Schematic representation of the human gonadotropín receptors showing the location of the inactivating mutations described to date (red and yellow circles). Mutations indicated by the yellow circles lead to misfolding and trafficking defective receptors with reduced or absent cell surface plasma membrane expression. Arbor-like structures (shaded in light green circles) represent potential glycosylation sites. (A) FSHR; (B) LHCGR.

Figure 5

In vitro and in silico features of the misfolded, trafficking-deficient, naturally occurring D408Y FSHR mutant and other laboratory-manufactured FSHRs with distinct substitutions at position 408 of the receptor protein. (a) Extra- and intracellular mean relative fluorescence intensity of the WT and D408Y FSHRs expressed in HEK-293 cells as disclosed by flow cytometry. Note the limited cell surface plasma membrane expression of the mutant receptor. The figure also shows data on the trafficking deficient A189V FSHR mutant included for comparison. (b) Representative Western blot of the WT FSHR and the D408Y, D408R, and D408A mutant FSHRs present in extracts of HEK-293 cells transiently transfected with each receptor species (lanes 3–6). The immunoblot shows the relevant portion of an autoradiogram in which the mature (mFSHR, ~80 KDa), plasma membrane-expressed, fully glycosylatyed form of the D408Y and D408A FSHRs are considerably reduced. These two latter FSHR mutants are predominantly detected as immature, intracellular forms of the receptor (iFSHR, KDa ≤ 75). Lane 1: WT FSHR from extracts of HEK-293 cells stably expressing the human FSHR; lane 2: Extracts from cells transfected with empty vector. (c) Dose-response curves for pSOMLuc expression by HEK-293 cells transiently cotransfected with the WT or mutant D408Y, D408R, or D408A FSHRs and the cAMP-sensitive pSOMLuc reporter plasmid, and exposed to increasing doses of recombinant human FSH (recFSH).
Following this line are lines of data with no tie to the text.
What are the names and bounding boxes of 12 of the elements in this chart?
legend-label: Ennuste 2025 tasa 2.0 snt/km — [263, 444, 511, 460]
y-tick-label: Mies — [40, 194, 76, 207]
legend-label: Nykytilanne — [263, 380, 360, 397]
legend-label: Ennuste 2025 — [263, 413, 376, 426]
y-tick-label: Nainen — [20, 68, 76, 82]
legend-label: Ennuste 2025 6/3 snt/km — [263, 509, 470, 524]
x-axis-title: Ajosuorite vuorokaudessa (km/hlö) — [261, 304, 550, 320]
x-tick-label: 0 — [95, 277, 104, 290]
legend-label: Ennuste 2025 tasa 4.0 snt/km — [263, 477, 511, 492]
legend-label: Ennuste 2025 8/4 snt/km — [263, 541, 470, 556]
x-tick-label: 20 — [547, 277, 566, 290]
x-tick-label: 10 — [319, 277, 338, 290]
Each point represents the mean ± SEM of 3 independent experiments. Note that the D408R and D408A FSHR mutants are completely or partially inactive when challenged with recFSH, whereas the function of the naturally occurring D408Y mutant also exhibits reduced activity albeit to a lesser extent than the other mutants. (d) Dynamic community analysis of the WT, D408Y, D480A, and D408R FSHRs. When compared with the WT FSHR, distinct connectivities among communities were observed in the mutant receptors. (e) Principal component analysis (PCA) to evaluate the collective motion of Cα atoms in the WT and D408Y, D408R, and D408A FSHRs. In these three-dimensional representations, it can be observed that the dynamics of the receptor disclosed differences in the amplitudes of interhelical domains (arrows) as a function of the mutation at position 408. See the text and Refs. [115,122] for data and details.